Aanleiding
Er is een verzoek ingediend voor het verkrijgen van zekerheid vooraf ten aanzien van de kwalificatie van een commanditaire vennootschap (CV) en zekerheid vooraf over de afwezigheid van een Vaste inrichting in Nederland. Men wenst zekerheid voor de boekjaren 2023 tot en met 2027.
Feiten
X is een CV opgericht naar het recht van Nederland. Het doel van X is om investeerders samen te brengen (poolen) om zodoende kapitaal te investeren. De beherend vennoot van X is een besloten vennootschap opgericht naar het recht van Nederland en ook feitelijk in Nederland gevestigd. De groep is actief in de dienstverlenende sector.
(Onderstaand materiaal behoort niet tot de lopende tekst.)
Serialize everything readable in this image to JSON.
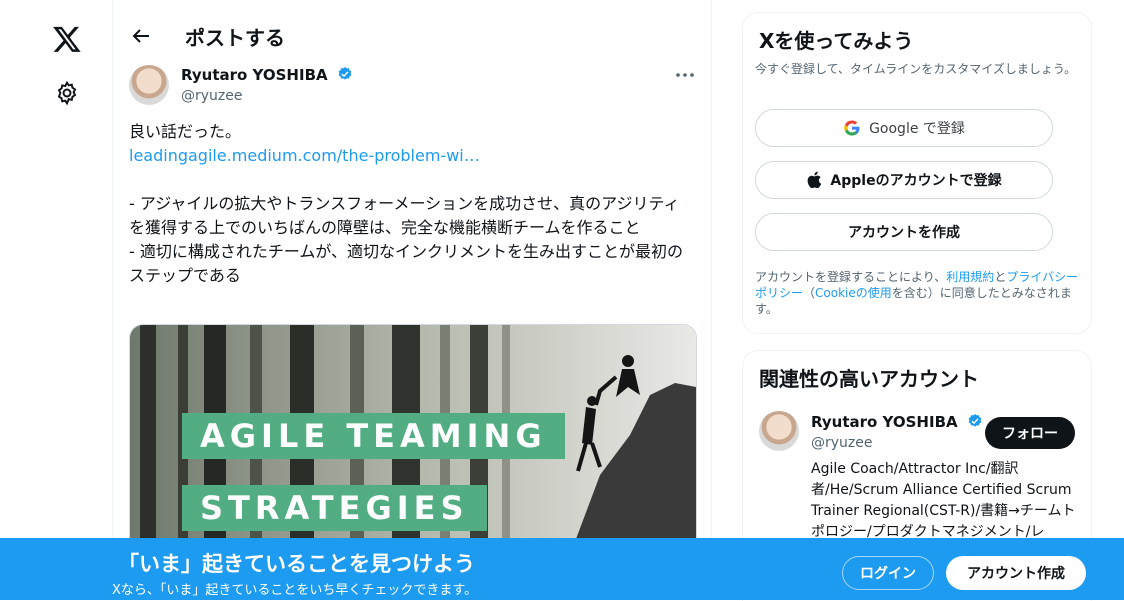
{
  "header": {
    "title": "ポストする"
  },
  "post": {
    "author_name": "Ryutaro YOSHIBA",
    "author_handle": "@ryuzee",
    "text_line1": "良い話だった。",
    "link": "leadingagile.medium.com/the-problem-wi…",
    "bullet1": "- アジャイルの拡大やトランスフォーメーションを成功させ、真のアジリティを獲得する上でのいちばんの障壁は、完全な機能横断チームを作ること",
    "bullet2": "- 適切に構成されたチームが、適切なインクリメントを生み出すことが最初のステップである",
    "image_title_line1": "AGILE TEAMING",
    "image_title_line2": "STRATEGIES"
  },
  "signup": {
    "title": "Xを使ってみよう",
    "subtitle": "今すぐ登録して、タイムラインをカスタマイズしましょう。",
    "google_label": "Google で登録",
    "apple_label": "Appleのアカウントで登録",
    "create_label": "アカウントを作成",
    "terms_prefix": "アカウントを登録することにより、",
    "terms_link": "利用規約",
    "terms_and": "と",
    "privacy_link": "プライバシーポリシー",
    "terms_paren_open": "（",
    "cookie_link": "Cookieの使用",
    "terms_suffix": "を含む）に同意したとみなされます。"
  },
  "related": {
    "title": "関連性の高いアカウント",
    "name": "Ryutaro YOSHIBA",
    "handle": "@ryuzee",
    "follow_label": "フォロー",
    "bio": "Agile Coach/Attractor Inc/翻訳者/He/Scrum Alliance Certified Scrum Trainer Regional(CST-R)/書籍→チームトポロジー/プロダクトマネジメント/レ"
  },
  "banner": {
    "title": "「いま」起きていることを見つけよう",
    "subtitle": "Xなら、「いま」起きていることをいち早くチェックできます。",
    "login_label": "ログイン",
    "signup_label": "アカウント作成"
  },
  "colors": {
    "accent": "#1d9bf0",
    "text": "#0f1419",
    "muted": "#536471",
    "image_label_bg": "#52ad82"
  },
  "icons": [
    "x-logo-icon",
    "gear-icon",
    "back-arrow-icon",
    "verified-badge-icon",
    "more-icon",
    "google-icon",
    "apple-icon"
  ]
}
X is onderdeel van een concern dat bedrijfseconomische operationele activiteiten uitoefent in Nederland. X oefent geen activiteiten uit in Nederland die het beleggingscriterium ontstijgen. De groep is actief in de dienstverlenende sector. De toetreding, vervanging en wijziging van de onderlinge gerechtigheid van de commanditaire vennoten in X is onderworpen aan de unanieme toestemming van alle vennoten, zowel commanditaire als beherende vennoten. Eén commanditaire vennoot is gevestigd in een laagbelastende jurisdictie.
Rechtskader
Het verzoek van X om zekerheid vooraf ziet op de kwalificatie van de CV als besloten. Relevant hierbij is artikel 2, derde lid, onderdeel c van de Algemene wet inzake rijksbelastingen (AWR) in combinatie met het besluit inzake commanditaire vennootschappen en het toestemmingsvereiste van 15 december 2015, nr. BLKB2015/1209M. Tevens vraagt de beherend vennoot van X zekerheid vooraf dat geen sprake is van een vaste inrichting in Nederland op grond van artikel 3, vierde lid, vijfde lid en achtste lid in combinatie met artikel 17, derde lid, onderdeel a of artikel 17a van de Wet op de Vennootschapsbelasting 1969 (Wet Vpb). Relevant is het Besluit vooroverleg rulings met een internationaal karakter, waarin de kaders voor het verkrijgen van zekerheid vooraf zijn gegeven met betrekking tot rulings met een internationaal karakter. Tevens is van belang de Regeling laagbelastende staten en niet- coöperatieve rechtsgebieden voor belastingdoeleinden (met inachtneming van de jaarlijkse wijzigingen).
Overwegingen
1. Het beleid om zekerheid vooraf te krijgen indien sprake is van een Ruling met een internationaal karakter is sinds 1 juli 2019 gewijzigd met bovengenoemd besluit vooroverleg rulings met een internationaal karakter. Indien de gevraagde zekerheid vooraf ziet op de fiscale gevolgen van directe transacties met entiteiten die zijn gevestigd in staten zoals opgenomen in de hiervoor vermelde regeling, wordt geen vooroverleg gevoerd.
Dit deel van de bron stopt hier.